Despite being a few days into spring already, this was very much a winter hike, as the forecast called for highs in the low 30s at the base of the mountain, and in the teens at the top. Our destination: Mount Mansfield, the tallest mountain in the great state of Vermont. At a mere 4395 feet, its apex is, by New England standards, not that impressive, but given the fact that it is one of only six peaks in Vermont that eclipse 4000 feet, it is a hulking behemoth in its respective state—a concept which, for JS and I, was quite elusive, largely due to the dark gray clouds that encumbered the skies on our lengthy drive to Northern Vermont. Notwithstanding, there were scattered patches of the crispest, deepest shades of azure we'd ever seen in our lives in between the clouds once we arrived in Vermont. JS insisted that this was because Vermont, unlike our own state of Massachusetts, has nowhere near the same magnitude of pollution, and thus the skies and water bodies possessed a much cleaner image than we're used to. No matter the reason, we were awestruck by the sheer magnificence that a simple patch of blue could evoke, literally causing our jaws to drop for much of the time spent on I-89 that morning.
We arrived at Underhill State Park at roughly 11:30, the site of the trailhead for our desired path of ascension that afternoon, the Sunset Ridge Trail. Unfortunately for us, because there was still a quite thorough blanket of white on the road leading up to the park, we had to park our car about a mile short of our pre-planned spot, in a makeshift parking area where we were confronted by a handful of other vehicles. Shortly after parking, JS and I embarked upon our hike, fully decked out in winter gear—multiple layers, mountaineering boots, snowshoes, poles, and even an ice axe for kicks and giggles in the event of a catastrophic mishap on either of our parts.

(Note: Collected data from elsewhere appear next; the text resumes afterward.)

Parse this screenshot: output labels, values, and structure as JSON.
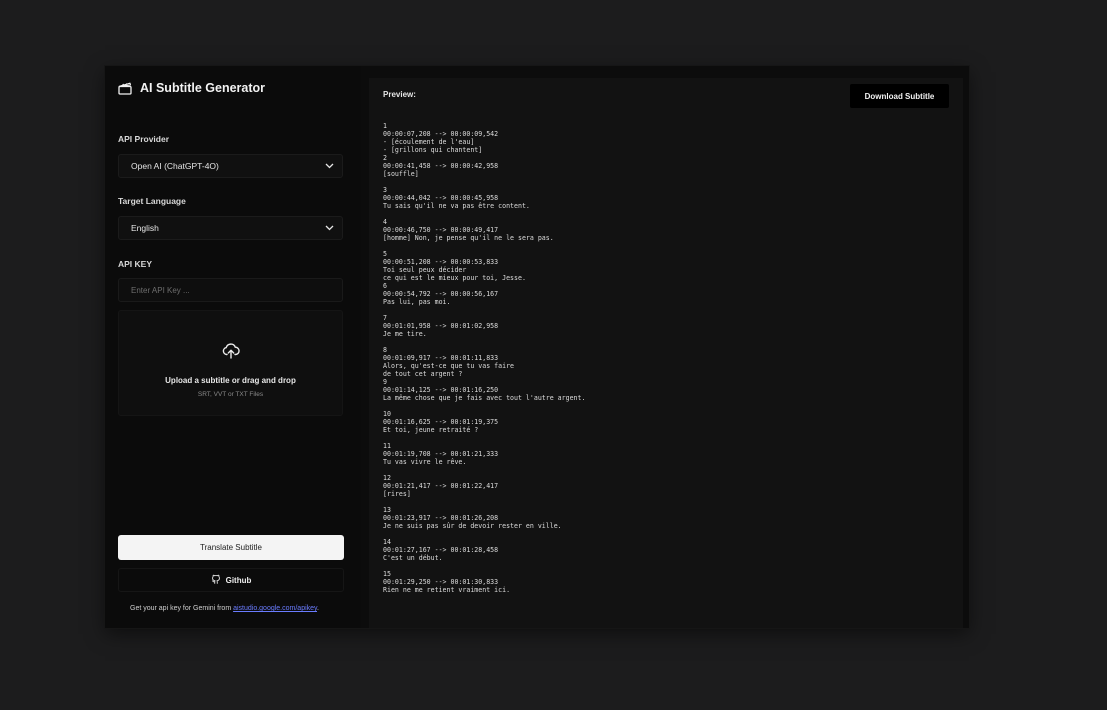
{
  "app": {
    "title": "AI Subtitle Generator"
  },
  "sidebar": {
    "api_provider": {
      "label": "API Provider",
      "value": "Open AI (ChatGPT-4O)"
    },
    "target_language": {
      "label": "Target Language",
      "value": "English"
    },
    "api_key": {
      "label": "API KEY",
      "placeholder": "Enter API Key ..."
    },
    "upload": {
      "title": "Upload a subtitle or drag and drop",
      "subtitle": "SRT, VVT or TXT Files"
    },
    "translate_label": "Translate Subtitle",
    "github_label": "Github",
    "footnote": {
      "text": "Get your api key for Gemini from ",
      "link": "aistudio.google.com/apikey",
      "end": "."
    }
  },
  "preview": {
    "label": "Preview:",
    "download_label": "Download Subtitle",
    "cues": [
      {
        "index": "1",
        "time": "00:00:07,208 --> 00:00:09,542",
        "lines": [
          "- [écoulement de l'eau]",
          "- [grillons qui chantent]"
        ]
      },
      {
        "index": "2",
        "time": "00:00:41,458 --> 00:00:42,958",
        "lines": [
          "[souffle]"
        ]
      },
      {
        "index": "3",
        "time": "00:00:44,042 --> 00:00:45,958",
        "lines": [
          "Tu sais qu'il ne va pas être content."
        ]
      },
      {
        "index": "4",
        "time": "00:00:46,750 --> 00:00:49,417",
        "lines": [
          "[homme] Non, je pense qu'il ne le sera pas."
        ]
      },
      {
        "index": "5",
        "time": "00:00:51,208 --> 00:00:53,833",
        "lines": [
          "Toi seul peux décider",
          "ce qui est le mieux pour toi, Jesse."
        ]
      },
      {
        "index": "6",
        "time": "00:00:54,792 --> 00:00:56,167",
        "lines": [
          "Pas lui, pas moi."
        ]
      },
      {
        "index": "7",
        "time": "00:01:01,958 --> 00:01:02,958",
        "lines": [
          "Je me tire."
        ]
      },
      {
        "index": "8",
        "time": "00:01:09,917 --> 00:01:11,833",
        "lines": [
          "Alors, qu'est-ce que tu vas faire",
          "de tout cet argent ?"
        ]
      },
      {
        "index": "9",
        "time": "00:01:14,125 --> 00:01:16,250",
        "lines": [
          "La même chose que je fais avec tout l'autre argent."
        ]
      },
      {
        "index": "10",
        "time": "00:01:16,625 --> 00:01:19,375",
        "lines": [
          "Et toi, jeune retraité ?"
        ]
      },
      {
        "index": "11",
        "time": "00:01:19,708 --> 00:01:21,333",
        "lines": [
          "Tu vas vivre le rêve."
        ]
      },
      {
        "index": "12",
        "time": "00:01:21,417 --> 00:01:22,417",
        "lines": [
          "[rires]"
        ]
      },
      {
        "index": "13",
        "time": "00:01:23,917 --> 00:01:26,208",
        "lines": [
          "Je ne suis pas sûr de devoir rester en ville."
        ]
      },
      {
        "index": "14",
        "time": "00:01:27,167 --> 00:01:28,458",
        "lines": [
          "C'est un début."
        ]
      },
      {
        "index": "15",
        "time": "00:01:29,250 --> 00:01:30,833",
        "lines": [
          "Rien ne me retient vraiment ici."
        ]
      }
    ]
  },
  "icons": {
    "brand": "clapperboard-icon",
    "chevron": "chevron-down-icon",
    "upload": "cloud-upload-icon",
    "github": "github-icon"
  }
}
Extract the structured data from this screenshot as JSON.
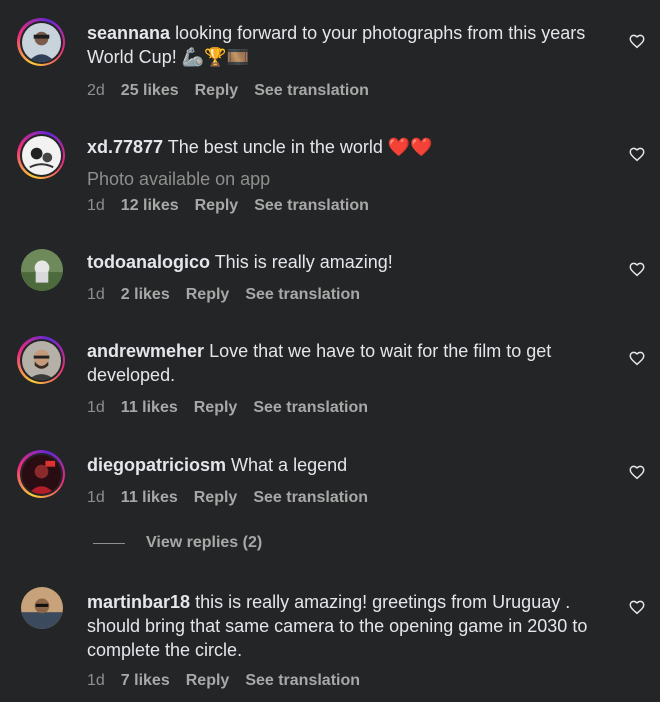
{
  "comments": [
    {
      "username": "seannana",
      "text": "looking forward to your photographs from this years World Cup! 🦾🏆🎞️",
      "time": "2d",
      "likes": "25 likes",
      "reply": "Reply",
      "translate": "See translation"
    },
    {
      "username": "xd.77877",
      "text": "The best uncle in the world ❤️❤️",
      "note": "Photo available on app",
      "time": "1d",
      "likes": "12 likes",
      "reply": "Reply",
      "translate": "See translation"
    },
    {
      "username": "todoanalogico",
      "text": "This is really amazing!",
      "time": "1d",
      "likes": "2 likes",
      "reply": "Reply",
      "translate": "See translation"
    },
    {
      "username": "andrewmeher",
      "text": "Love that we have to wait for the film to get developed.",
      "time": "1d",
      "likes": "11 likes",
      "reply": "Reply",
      "translate": "See translation"
    },
    {
      "username": "diegopatriciosm",
      "text": "What a legend",
      "time": "1d",
      "likes": "11 likes",
      "reply": "Reply",
      "translate": "See translation"
    },
    {
      "username": "martinbar18",
      "text": "this is really amazing! greetings from Uruguay . should bring that same camera to the opening game in 2030 to complete the circle.",
      "time": "1d",
      "likes": "7 likes",
      "reply": "Reply",
      "translate": "See translation"
    }
  ],
  "view_replies": "View replies (2)",
  "icons": {
    "like": "heart-outline-icon"
  },
  "colors": {
    "background": "#242526",
    "text": "#e4e6eb",
    "muted": "#8e8e8e"
  }
}
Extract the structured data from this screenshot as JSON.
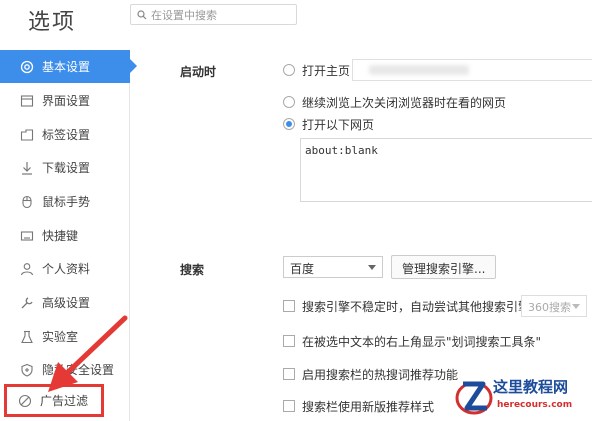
{
  "header": {
    "title": "选项",
    "search_placeholder": "在设置中搜索"
  },
  "sidebar": {
    "items": [
      {
        "label": "基本设置",
        "icon": "gear-icon",
        "active": true
      },
      {
        "label": "界面设置",
        "icon": "window-icon"
      },
      {
        "label": "标签设置",
        "icon": "tab-icon"
      },
      {
        "label": "下载设置",
        "icon": "download-icon"
      },
      {
        "label": "鼠标手势",
        "icon": "mouse-icon"
      },
      {
        "label": "快捷键",
        "icon": "keyboard-icon"
      },
      {
        "label": "个人资料",
        "icon": "user-icon"
      },
      {
        "label": "高级设置",
        "icon": "wrench-icon"
      },
      {
        "label": "实验室",
        "icon": "flask-icon"
      },
      {
        "label": "隐私安全设置",
        "icon": "shield-icon"
      },
      {
        "label": "广告过滤",
        "icon": "block-icon",
        "highlighted": true
      }
    ]
  },
  "startup": {
    "label": "启动时",
    "options": [
      {
        "label": "打开主页",
        "checked": false
      },
      {
        "label": "继续浏览上次关闭浏览器时在看的网页",
        "checked": false
      },
      {
        "label": "打开以下网页",
        "checked": true
      }
    ],
    "pages_value": "about:blank"
  },
  "search": {
    "label": "搜索",
    "engine": "百度",
    "manage_button": "管理搜索引擎...",
    "checkboxes": [
      {
        "label": "搜索引擎不稳定时，自动尝试其他搜索引擎:",
        "checked": false
      },
      {
        "label": "在被选中文本的右上角显示\"划词搜索工具条\"",
        "checked": false
      },
      {
        "label": "启用搜索栏的热搜词推荐功能",
        "checked": false
      },
      {
        "label": "搜索栏使用新版推荐样式",
        "checked": false
      }
    ],
    "fallback_engine": "360搜索"
  },
  "watermark": {
    "name": "这里教程网",
    "url": "herecours.com"
  },
  "colors": {
    "accent": "#3d8eea",
    "annotation": "#e53935"
  }
}
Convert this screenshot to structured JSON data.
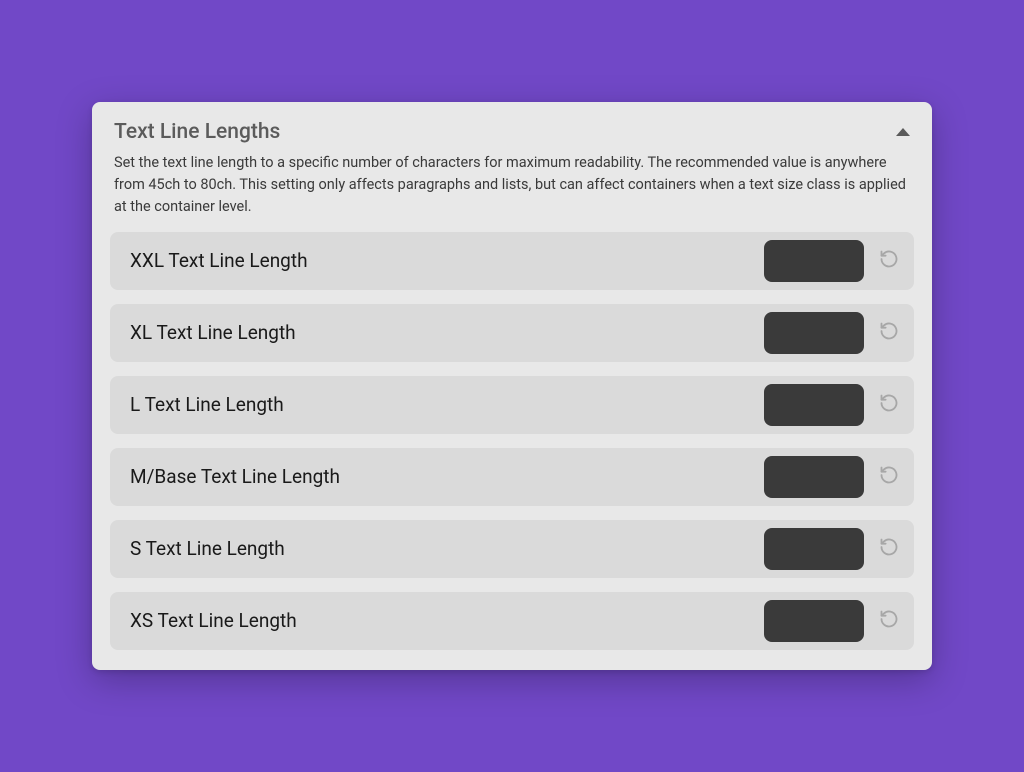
{
  "panel": {
    "title": "Text Line Lengths",
    "description": "Set the text line length to a specific number of characters for maximum readability. The recommended value is anywhere from 45ch to 80ch. This setting only affects paragraphs and lists, but can affect containers when a text size class is applied at the container level."
  },
  "rows": [
    {
      "label": "XXL Text Line Length",
      "value": ""
    },
    {
      "label": "XL Text Line Length",
      "value": ""
    },
    {
      "label": "L Text Line Length",
      "value": ""
    },
    {
      "label": "M/Base Text Line Length",
      "value": ""
    },
    {
      "label": "S Text Line Length",
      "value": ""
    },
    {
      "label": "XS Text Line Length",
      "value": ""
    }
  ]
}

And it didn't matter all that much in the end. We reached the ridge only an hour and a half after commencing the hike, a very good book time for a winter hike. The push to the summit, however, was quite the undertaking, what with the wind howling in our faces, the visibility close to nil, and JS falling into 50 inch holes of snow because he didn't have snowshoes on himself.
After having had a weekend of route finding on the Presidential Range just a month earlier, the prospect of finding our way to the summit wasn't quite as daunting as it would have been if we had no winter navigating experience. The trails are nearly impossible to navigate without using the aid of cairns once you reach ridgeline, and this notion became progressively apparent as we approached the pinnacle of the mountain. JS and I took a helter-skelter route to the top, which, we came to find out wasn't actually the top once the clouds started to sift and the true peak revealed itself for but a fleeting moment. But we pushed onward after stopping for a brief snack and freezing our hands off, and once we reached what we thought was the summit, we had to receive confirmation. We couldn't find a sign for the summit, and to this day still do not know whether or not there actually is one, but in lieu of this obstacle, I proceeded to download an altimeter on my phone, which surprisingly pointed to us being at exactly 4395 feet. Mission accomplished, and in a more efficient manner than I could have imagined. Let me tell you, I was not about to spend a half hour looking for a summit sign that may not even have existed.